Wall became friends with Miyah Telemaque-Nelson after learning of the 6-year-old’s lymphoma diagnosis. He wrote her name on his shoes, took to social media to advocate meeting Nicki Minaj, and spoke at her funeral in 2014.
Through a city program that matches professional athletes with elementary schools for a year, Wall “adopted” Ketcham Elementary in southeast DC in 2020 — and then stayed for two years. Maisha Riddlesprigger, Headmaster at Ketcham for eight years, said Wall exceeded the school’s expectations by sponsoring school-wide Christmas gifts, a movie night, the rental of a TopGolf for teachers and staff and attending a virtual staff meeting.

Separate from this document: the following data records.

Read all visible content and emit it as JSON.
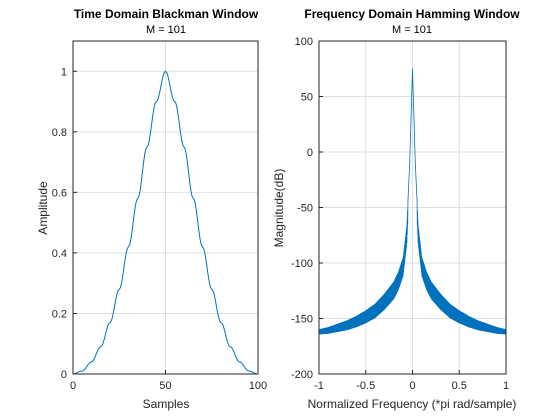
{
  "chart_data": [
    {
      "type": "line",
      "title": "Time Domain Blackman Window",
      "subtitle": "M = 101",
      "xlabel": "Samples",
      "ylabel": "Amplitude",
      "xlim": [
        0,
        100
      ],
      "ylim": [
        0,
        1.1
      ],
      "xticks": [
        "0",
        "50",
        "100"
      ],
      "yticks": [
        "0",
        "0.2",
        "0.4",
        "0.6",
        "0.8",
        "1"
      ],
      "grid": true,
      "color": "#0072bd",
      "series": [
        {
          "x": [
            0,
            5,
            10,
            15,
            20,
            25,
            30,
            35,
            40,
            45,
            50,
            55,
            60,
            65,
            70,
            75,
            80,
            85,
            90,
            95,
            100
          ],
          "y": [
            0.0,
            0.01,
            0.04,
            0.09,
            0.17,
            0.28,
            0.42,
            0.58,
            0.75,
            0.9,
            1.0,
            0.9,
            0.75,
            0.58,
            0.42,
            0.28,
            0.17,
            0.09,
            0.04,
            0.01,
            0.0
          ]
        }
      ]
    },
    {
      "type": "line",
      "title": "Frequency Domain Hamming Window",
      "subtitle": "M = 101",
      "xlabel": "Normalized Frequency (*pi rad/sample)",
      "ylabel": "Magnitude(dB)",
      "xlim": [
        -1,
        1
      ],
      "ylim": [
        -200,
        100
      ],
      "xticks": [
        "-1",
        "-0.5",
        "0",
        "0.5",
        "1"
      ],
      "yticks": [
        "-200",
        "-150",
        "-100",
        "-50",
        "0",
        "50",
        "100"
      ],
      "grid": true,
      "color": "#0072bd",
      "series": [
        {
          "x": [
            -1.0,
            -0.9,
            -0.8,
            -0.7,
            -0.6,
            -0.5,
            -0.4,
            -0.3,
            -0.2,
            -0.15,
            -0.1,
            -0.06,
            -0.03,
            0.0,
            0.03,
            0.06,
            0.1,
            0.15,
            0.2,
            0.3,
            0.4,
            0.5,
            0.6,
            0.7,
            0.8,
            0.9,
            1.0
          ],
          "y": [
            -160,
            -158,
            -155,
            -152,
            -148,
            -143,
            -137,
            -128,
            -117,
            -108,
            -95,
            -65,
            -10,
            75,
            -10,
            -65,
            -95,
            -108,
            -117,
            -128,
            -137,
            -143,
            -148,
            -152,
            -155,
            -158,
            -160
          ]
        }
      ]
    }
  ]
}
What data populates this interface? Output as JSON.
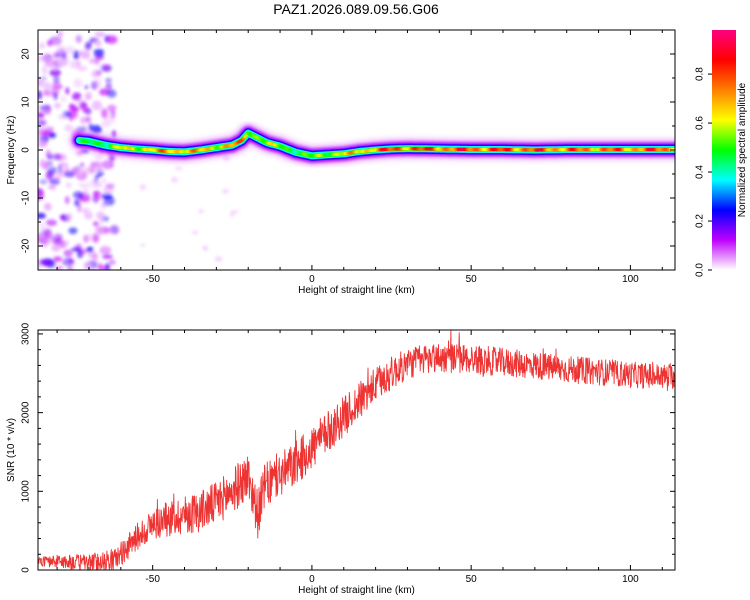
{
  "title": "PAZ1.2026.089.09.56.G06",
  "chart_data": [
    {
      "type": "heatmap",
      "name": "spectrogram",
      "xlabel": "Height of straight line (km)",
      "ylabel": "Frequency (Hz)",
      "xlim": [
        -86,
        114
      ],
      "ylim": [
        -25,
        25
      ],
      "xticks": [
        -50,
        0,
        50,
        100
      ],
      "yticks": [
        -20,
        -10,
        0,
        10,
        20
      ],
      "colorbar": {
        "label": "Normalized spectral amplitude",
        "range": [
          0,
          1
        ],
        "ticks": [
          "0.0",
          "0.2",
          "0.4",
          "0.6",
          "0.8"
        ],
        "stops": [
          "#ffffff",
          "#bf00ff",
          "#0000ff",
          "#00ffff",
          "#00ff00",
          "#ffff00",
          "#ff7f00",
          "#ff0000",
          "#ff0080"
        ]
      },
      "ridge": {
        "x": [
          -73,
          -70,
          -65,
          -60,
          -55,
          -50,
          -45,
          -40,
          -35,
          -30,
          -25,
          -22,
          -20,
          -17,
          -14,
          -10,
          -5,
          0,
          5,
          10,
          15,
          20,
          25,
          30,
          40,
          50,
          60,
          70,
          80,
          90,
          100,
          110,
          114
        ],
        "y": [
          2.0,
          1.8,
          1.0,
          0.5,
          0.2,
          0.0,
          -0.3,
          -0.4,
          0.0,
          0.5,
          1.0,
          2.0,
          3.5,
          2.5,
          1.5,
          0.8,
          -0.5,
          -1.2,
          -1.0,
          -0.8,
          -0.3,
          0.0,
          0.2,
          0.3,
          0.2,
          0.1,
          0.1,
          0.0,
          0.1,
          0.1,
          0.1,
          0.1,
          0.1
        ],
        "amplitude": [
          0.45,
          0.55,
          0.6,
          0.7,
          0.75,
          0.8,
          0.85,
          0.85,
          0.8,
          0.8,
          0.85,
          0.85,
          0.75,
          0.7,
          0.7,
          0.65,
          0.6,
          0.6,
          0.7,
          0.75,
          0.8,
          0.9,
          0.95,
          0.95,
          0.95,
          0.95,
          0.95,
          0.95,
          0.9,
          0.9,
          0.9,
          0.95,
          0.95
        ]
      },
      "noise_region_x": [
        -86,
        -62
      ]
    },
    {
      "type": "line",
      "name": "snr",
      "xlabel": "Height of straight line (km)",
      "ylabel": "SNR (10 * v/v)",
      "xlim": [
        -86,
        114
      ],
      "ylim": [
        0,
        3050
      ],
      "xticks": [
        -50,
        0,
        50,
        100
      ],
      "yticks": [
        0,
        1000,
        2000,
        3000
      ],
      "color": "#ee3333",
      "trend": {
        "x": [
          -86,
          -80,
          -70,
          -62,
          -58,
          -55,
          -50,
          -45,
          -40,
          -35,
          -30,
          -25,
          -20,
          -17,
          -15,
          -10,
          -5,
          0,
          5,
          10,
          15,
          20,
          25,
          30,
          35,
          40,
          50,
          60,
          70,
          80,
          90,
          100,
          110,
          114
        ],
        "y": [
          110,
          110,
          90,
          130,
          280,
          420,
          580,
          650,
          700,
          750,
          850,
          1000,
          1200,
          700,
          1050,
          1200,
          1350,
          1550,
          1750,
          1950,
          2150,
          2350,
          2500,
          2620,
          2680,
          2700,
          2680,
          2640,
          2600,
          2550,
          2520,
          2480,
          2460,
          2460
        ]
      },
      "noise_amplitude": {
        "x": [
          -86,
          -60,
          -40,
          -20,
          0,
          30,
          60,
          114
        ],
        "y": [
          60,
          150,
          250,
          300,
          280,
          200,
          180,
          160
        ]
      }
    }
  ]
}
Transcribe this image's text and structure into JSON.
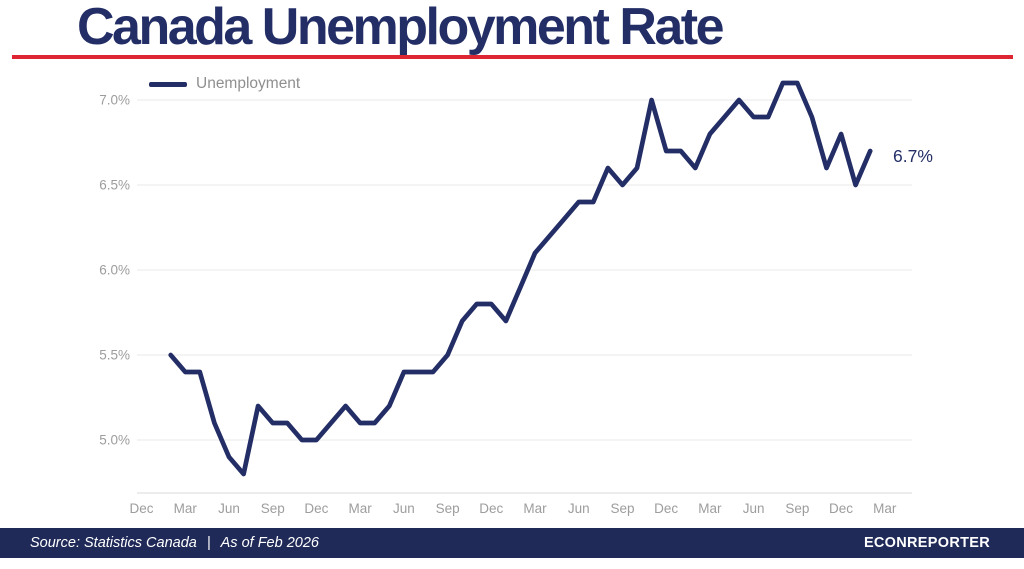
{
  "footer": {
    "source_label": "Source: Statistics Canada",
    "separator": "|",
    "as_of": "As of Feb 2026",
    "brand": "ECONREPORTER"
  },
  "colors": {
    "navy": "#232e66",
    "red": "#de2532",
    "footer_bg": "#1f2a58",
    "grid": "#f0f0f0",
    "axis": "#e6e6e6",
    "tick_text": "#9d9d9d",
    "legend_text": "#8f8f8f"
  },
  "chart_data": {
    "type": "line",
    "title": "Canada Unemployment Rate",
    "legend_position": "top-left",
    "grid": "horizontal-only",
    "ylabel": "",
    "xlabel": "",
    "ylim": [
      4.65,
      7.25
    ],
    "y_ticks": [
      {
        "value": 5.0,
        "label": "5.0%"
      },
      {
        "value": 5.5,
        "label": "5.5%"
      },
      {
        "value": 6.0,
        "label": "6.0%"
      },
      {
        "value": 6.5,
        "label": "6.5%"
      },
      {
        "value": 7.0,
        "label": "7.0%"
      }
    ],
    "x_ticks": {
      "labels": [
        "Dec",
        "Mar",
        "Jun",
        "Sep",
        "Dec",
        "Mar",
        "Jun",
        "Sep",
        "Dec",
        "Mar",
        "Jun",
        "Sep",
        "Dec",
        "Mar",
        "Jun",
        "Sep",
        "Dec",
        "Mar"
      ],
      "first_month_offset": -2,
      "step_months": 3
    },
    "annotation": {
      "text": "6.7%",
      "attach": "last-point"
    },
    "series": [
      {
        "name": "Unemployment",
        "color": "#232e66",
        "x": [
          "Feb 2022",
          "Mar 2022",
          "Apr 2022",
          "May 2022",
          "Jun 2022",
          "Jul 2022",
          "Aug 2022",
          "Sep 2022",
          "Oct 2022",
          "Nov 2022",
          "Dec 2022",
          "Jan 2023",
          "Feb 2023",
          "Mar 2023",
          "Apr 2023",
          "May 2023",
          "Jun 2023",
          "Jul 2023",
          "Aug 2023",
          "Sep 2023",
          "Oct 2023",
          "Nov 2023",
          "Dec 2023",
          "Jan 2024",
          "Feb 2024",
          "Mar 2024",
          "Apr 2024",
          "May 2024",
          "Jun 2024",
          "Jul 2024",
          "Aug 2024",
          "Sep 2024",
          "Oct 2024",
          "Nov 2024",
          "Dec 2024",
          "Jan 2025",
          "Feb 2025",
          "Mar 2025",
          "Apr 2025",
          "May 2025",
          "Jun 2025",
          "Jul 2025",
          "Aug 2025",
          "Sep 2025",
          "Oct 2025",
          "Nov 2025",
          "Dec 2025",
          "Jan 2026",
          "Feb 2026"
        ],
        "values": [
          5.5,
          5.4,
          5.4,
          5.1,
          4.9,
          4.8,
          5.2,
          5.1,
          5.1,
          5.0,
          5.0,
          5.1,
          5.2,
          5.1,
          5.1,
          5.2,
          5.4,
          5.4,
          5.4,
          5.5,
          5.7,
          5.8,
          5.8,
          5.7,
          5.9,
          6.1,
          6.2,
          6.3,
          6.4,
          6.4,
          6.6,
          6.5,
          6.6,
          7.0,
          6.7,
          6.7,
          6.6,
          6.8,
          6.9,
          7.0,
          6.9,
          6.9,
          7.1,
          7.1,
          6.9,
          6.6,
          6.8,
          6.5,
          6.7
        ]
      }
    ]
  }
}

“Everybody freaks out because it’s John Wall,” she said.
What will last most was his help in creating a scholarship fund for Ketcham’s 2020 fifth class, said Riddlesprigger, who now leads the Elite Overtime Academics. Wall pledged $5,000 to each student in the class who graduates from high school while meeting GPA criteria, according to a spokesman for his foundation.
“You’ll never hear me say anything bad about John Wall,” Riddlesprigger said.
Wall was seven seasons into his career when his game-winning shot defeated the Celtics in the 2017 postseason, and he jumped onto a scorer’s table while flashing the “Washington” on the chest of his jersey. Amid the celebrations, he declared Washington his city.
For Williams, the founder of Building Hope, this was no idle talk. For this reason, more than five years later, she plans to appear in the same arena on Saturday with 27 children of her organization in tow. They will be seated in a lower pool area alongside other children that Wall has obtained tickets for. He expects more than 100 participants.
“They’re going to scream when they see John Wall back in that arena,” Williams said. “You love John Wall. I will scream too.”